One conviction that held the field of genetics back for decades was that proteins rather than nucleic acids were the carriers of hereditary information. Zimmer briefly mentioned this in
She Has Her Mother's Laugh, but
Unravelling the Double Helix gives the full story. Four nucleic acids were simply thought not to be diverse enough to carry all the instructions to grow complex organisms, whereas the almost 20 amino acids then known could be combined in many more ways to build proteins, like letters in the alphabet.
I was fascinated to read how scientists reasoned their way through various faulty iterations of concepts. From the idea that each of the four bases combined into a tetranucleotide, with DNA consisting of many such linked units (like a stack of pennies), to the idea of a triple helix, or the discovery of base pairing – for the longest time people were slowly expanding their understanding of DNA’s structure without really knowing what it actually did. It was often relegated to a structural role, like scaffolding holding up the business end of genes: the proteins. Even as data started piling up suggesting otherwise, resistance to this idea remained fierce, notably by Alfred Mirsky who shuffled of this mortal coil in full denial of the importance of that other coil.
Some people came frustratingly close, but failed to see the potential of their ideas, unwittingly burying them in long papers in obscure journals. Others let themselves be cowed by the big and the famous. And there was plenty of back-room politics, fierce competition, and barely concealed backstabbing going on. Williams makes no attempt to airbrush people’s actions or characters to smooth out the rough edges, providing a captivating, true-to-life picture of the ongoing “rat race with some notable rats”. This is clearest in the final part of the book where the story focuses on the sprint towards the finish line by Crick, Watson, and others.

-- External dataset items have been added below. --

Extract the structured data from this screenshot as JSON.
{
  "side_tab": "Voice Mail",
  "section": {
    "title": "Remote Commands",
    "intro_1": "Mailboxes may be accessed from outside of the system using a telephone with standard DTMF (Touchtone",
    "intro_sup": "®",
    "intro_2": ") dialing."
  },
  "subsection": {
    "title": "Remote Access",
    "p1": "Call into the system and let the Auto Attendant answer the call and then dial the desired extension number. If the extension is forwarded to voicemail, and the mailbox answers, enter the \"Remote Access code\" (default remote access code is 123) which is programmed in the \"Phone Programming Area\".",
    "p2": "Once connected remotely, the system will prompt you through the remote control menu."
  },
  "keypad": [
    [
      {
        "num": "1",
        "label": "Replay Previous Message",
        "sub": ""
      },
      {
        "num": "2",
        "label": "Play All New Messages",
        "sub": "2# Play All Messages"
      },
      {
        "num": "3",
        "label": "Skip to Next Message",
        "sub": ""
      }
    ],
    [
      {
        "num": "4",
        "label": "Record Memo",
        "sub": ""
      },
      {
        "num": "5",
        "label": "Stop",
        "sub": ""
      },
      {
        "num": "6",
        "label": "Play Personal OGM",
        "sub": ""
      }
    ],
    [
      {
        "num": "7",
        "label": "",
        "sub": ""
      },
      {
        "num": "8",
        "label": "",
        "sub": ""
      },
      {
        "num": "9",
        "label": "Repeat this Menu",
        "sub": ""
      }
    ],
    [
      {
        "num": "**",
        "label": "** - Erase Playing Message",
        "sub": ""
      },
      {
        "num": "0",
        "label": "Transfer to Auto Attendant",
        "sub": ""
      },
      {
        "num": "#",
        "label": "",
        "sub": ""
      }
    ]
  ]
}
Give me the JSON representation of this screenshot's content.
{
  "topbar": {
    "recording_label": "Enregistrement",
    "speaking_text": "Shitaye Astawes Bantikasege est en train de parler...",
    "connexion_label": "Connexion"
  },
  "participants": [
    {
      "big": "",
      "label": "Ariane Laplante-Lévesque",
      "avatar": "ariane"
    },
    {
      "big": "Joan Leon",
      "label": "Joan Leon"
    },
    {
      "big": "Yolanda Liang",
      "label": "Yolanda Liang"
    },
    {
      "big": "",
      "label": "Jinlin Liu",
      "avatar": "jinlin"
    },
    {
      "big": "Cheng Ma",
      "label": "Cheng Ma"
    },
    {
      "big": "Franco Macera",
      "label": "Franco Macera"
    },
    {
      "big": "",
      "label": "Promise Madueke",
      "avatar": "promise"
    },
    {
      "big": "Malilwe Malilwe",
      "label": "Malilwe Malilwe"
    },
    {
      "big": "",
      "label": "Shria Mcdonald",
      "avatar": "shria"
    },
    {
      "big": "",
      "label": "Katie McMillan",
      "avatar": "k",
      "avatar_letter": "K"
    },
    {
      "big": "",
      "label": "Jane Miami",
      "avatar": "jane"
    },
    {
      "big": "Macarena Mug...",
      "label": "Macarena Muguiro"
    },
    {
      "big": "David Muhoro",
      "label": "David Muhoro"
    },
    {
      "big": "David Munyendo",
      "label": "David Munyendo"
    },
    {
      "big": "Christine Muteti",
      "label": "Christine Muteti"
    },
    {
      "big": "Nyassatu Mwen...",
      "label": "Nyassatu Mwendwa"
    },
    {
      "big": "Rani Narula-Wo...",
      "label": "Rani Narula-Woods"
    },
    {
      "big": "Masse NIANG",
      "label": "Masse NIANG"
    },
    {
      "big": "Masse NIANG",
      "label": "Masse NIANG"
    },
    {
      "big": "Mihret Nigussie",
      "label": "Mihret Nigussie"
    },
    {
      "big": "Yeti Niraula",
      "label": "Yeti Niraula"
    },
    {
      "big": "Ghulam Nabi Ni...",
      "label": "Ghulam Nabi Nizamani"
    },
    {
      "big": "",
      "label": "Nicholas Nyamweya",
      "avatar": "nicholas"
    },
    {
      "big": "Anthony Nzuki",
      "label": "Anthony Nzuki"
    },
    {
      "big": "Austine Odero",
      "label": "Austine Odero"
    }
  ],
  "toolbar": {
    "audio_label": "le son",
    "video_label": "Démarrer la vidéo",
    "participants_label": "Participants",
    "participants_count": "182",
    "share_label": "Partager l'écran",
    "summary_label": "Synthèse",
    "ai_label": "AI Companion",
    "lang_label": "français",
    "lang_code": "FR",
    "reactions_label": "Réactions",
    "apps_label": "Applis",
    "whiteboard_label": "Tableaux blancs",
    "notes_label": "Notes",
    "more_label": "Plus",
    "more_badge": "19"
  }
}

This story has been told extensively elsewhere and all three Nobel prize winners have shared their version of it in autobiographies (first Watson in his inflammatory
The Double Helix, then Crick in
What Mad Pursuit, and finally Maurice Wilkins in
The Third Man of the Double Helix). Much, too, has been written about the unfair dismissal of Rosalind Franklin’s contribution. Williams, with the benefit of hindsight, gives a fair portrayal of events, while also highlighting where the different versions of the story contradict each other.
I admit that I have not read any of the above-mentioned biographies, so I might end up shooting myself in the foot by claiming
Unravelling the Double Helix to be “the definitive story”. Let me just say that I would be very surprised if people claimed otherwise, as, to all appearances, Williams’s scholarship is incredibly thorough and his coverage fair and impartial. He shows people and their actions warts and all without picking favourites.
Outside of the “big names”, very few other scientists have received the attention they deserved, perhaps except for X-ray crystallography pioneer William Astbury (see
The Man in the Monkeynut Coat). Providing that perspective on the long arc of history is Williams’s biggest and most valuable contribution. If you enjoyed other chunky books on the history of genetics such as
She Has Her Mother’s Laugh,
Genetics in the Madhouse, or
The Gene: An Intimate History, this book is a must-read.